If You’re Not Into Podcasts, Start At Once: Literally nothing makes miles melt away faster than good podcasts. Happily, the Internet is full of kids’ tales that will, when they are not looking, even teach valuable lessons and positive impacts and stuff. We’re big fans of NPR’s Circle Round, Brains On!, Wow in the World and Neil deGrasse Tyson’s invaluable Star Talk podcast, which, with its talk of exploding stars and wormholes and multiverses, never seems over anyone’s head, even though it very clearly is.

Bring the White Noise: Are you traveling with someone who has specific sleep needs, and/or possibly snores like a rhinoceros with a nasal disorder? So is my family! You guys should really talk, it would help them out a lot.
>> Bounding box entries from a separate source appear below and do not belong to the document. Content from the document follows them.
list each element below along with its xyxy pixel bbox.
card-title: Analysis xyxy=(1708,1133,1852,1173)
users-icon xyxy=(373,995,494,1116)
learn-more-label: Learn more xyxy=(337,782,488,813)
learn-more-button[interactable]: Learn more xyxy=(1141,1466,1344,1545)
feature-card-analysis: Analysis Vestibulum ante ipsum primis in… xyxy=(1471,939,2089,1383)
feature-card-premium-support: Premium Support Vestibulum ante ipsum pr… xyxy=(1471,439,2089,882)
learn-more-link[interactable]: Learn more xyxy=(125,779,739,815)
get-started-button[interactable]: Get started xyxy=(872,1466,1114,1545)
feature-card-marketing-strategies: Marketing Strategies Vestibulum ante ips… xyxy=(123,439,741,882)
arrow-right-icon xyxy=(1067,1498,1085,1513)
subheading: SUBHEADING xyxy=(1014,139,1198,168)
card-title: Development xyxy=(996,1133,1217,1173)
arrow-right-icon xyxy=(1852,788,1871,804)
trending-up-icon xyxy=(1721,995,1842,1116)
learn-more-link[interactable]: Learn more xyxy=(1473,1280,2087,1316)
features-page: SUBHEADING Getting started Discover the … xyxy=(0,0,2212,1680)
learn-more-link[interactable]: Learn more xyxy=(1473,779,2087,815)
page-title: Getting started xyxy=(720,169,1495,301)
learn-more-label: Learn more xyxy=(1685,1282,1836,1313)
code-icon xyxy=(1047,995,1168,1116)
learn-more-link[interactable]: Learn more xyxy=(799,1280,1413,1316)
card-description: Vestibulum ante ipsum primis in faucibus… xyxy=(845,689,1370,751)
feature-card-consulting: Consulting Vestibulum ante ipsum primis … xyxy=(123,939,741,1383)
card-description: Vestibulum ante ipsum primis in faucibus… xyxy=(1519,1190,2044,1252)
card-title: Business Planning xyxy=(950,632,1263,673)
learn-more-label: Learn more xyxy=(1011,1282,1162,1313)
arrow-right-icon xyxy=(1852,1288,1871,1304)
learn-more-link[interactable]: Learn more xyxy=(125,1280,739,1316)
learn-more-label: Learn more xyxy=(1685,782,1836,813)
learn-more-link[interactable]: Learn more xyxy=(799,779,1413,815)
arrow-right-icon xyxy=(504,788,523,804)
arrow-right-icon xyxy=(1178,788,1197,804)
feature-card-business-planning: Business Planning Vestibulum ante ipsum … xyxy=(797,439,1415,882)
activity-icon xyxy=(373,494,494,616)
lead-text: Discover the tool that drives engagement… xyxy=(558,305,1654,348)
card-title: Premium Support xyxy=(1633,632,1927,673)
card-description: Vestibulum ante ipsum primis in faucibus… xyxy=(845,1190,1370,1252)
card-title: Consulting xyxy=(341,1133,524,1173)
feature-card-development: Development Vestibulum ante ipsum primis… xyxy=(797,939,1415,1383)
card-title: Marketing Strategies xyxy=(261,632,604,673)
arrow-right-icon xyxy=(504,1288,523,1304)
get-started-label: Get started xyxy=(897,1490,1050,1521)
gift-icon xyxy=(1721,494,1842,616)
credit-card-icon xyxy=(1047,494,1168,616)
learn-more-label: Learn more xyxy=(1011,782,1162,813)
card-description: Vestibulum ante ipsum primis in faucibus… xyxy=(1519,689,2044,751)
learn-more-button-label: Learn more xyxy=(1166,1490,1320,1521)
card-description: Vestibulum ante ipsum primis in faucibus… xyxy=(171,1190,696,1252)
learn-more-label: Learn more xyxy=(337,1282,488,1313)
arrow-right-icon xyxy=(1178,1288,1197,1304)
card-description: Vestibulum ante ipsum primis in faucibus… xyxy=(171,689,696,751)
Download an app that offers pleasantly distracting background noises, such as white noise, ocean waves, forest buzzing or gorgeous Icelandic whale song, for your unfamiliar sleeping arrangements. (NOTE: Whale song is actually very annoying.)

Let them Buy Souvenirs: As a father of pervasive cheapness, the process of purchasing souvenirs is generally a source of reliable disgust that ends with me lecturing my 6-year-old in public about why he in no way requires a $15 two-inch-tall dinosaur toy. And yet, nothing makes children quite as happy as random stuff picked up in gift shops. Despite their best efforts to appear otherwise, gift shops do offer quick, reasonably expensive options. Fight your natural impulse to avoid paying for garbage and chalk it up to the price of a smile.

Bring Little Surprises: In the same way that a $5 plastic cast of a brontosaurus will probably end up more of a memory than you could possibly imagine, getting a little surprise in the middle of a trip will be a shockingly memorable memento.

For the Love of God, Slow Down: It is customary, if not required, for American parents to want to maximize their fleeting vacation days by jamming as much irrational activity as possible into their down time. (Your humble author was once force-marched into the 12:30 a.m. showing of the Hall of Presidents because, as his dad accurately yet hideously pointed out, the park was not closed yet. I contend to this day that it’s why I hate history.) This, of course, is the opposite of vacation. If you’re late to your destination, who cares. If you miss a dinner reservation, it’s fine. If you don’t make it to every last corner of the theme park, everyone will survive. Breathe deep, and remember that this is one of the rare breaks you get from commuting, the Internet and the news. And when you get back home, try to keep a little of that mindset with you.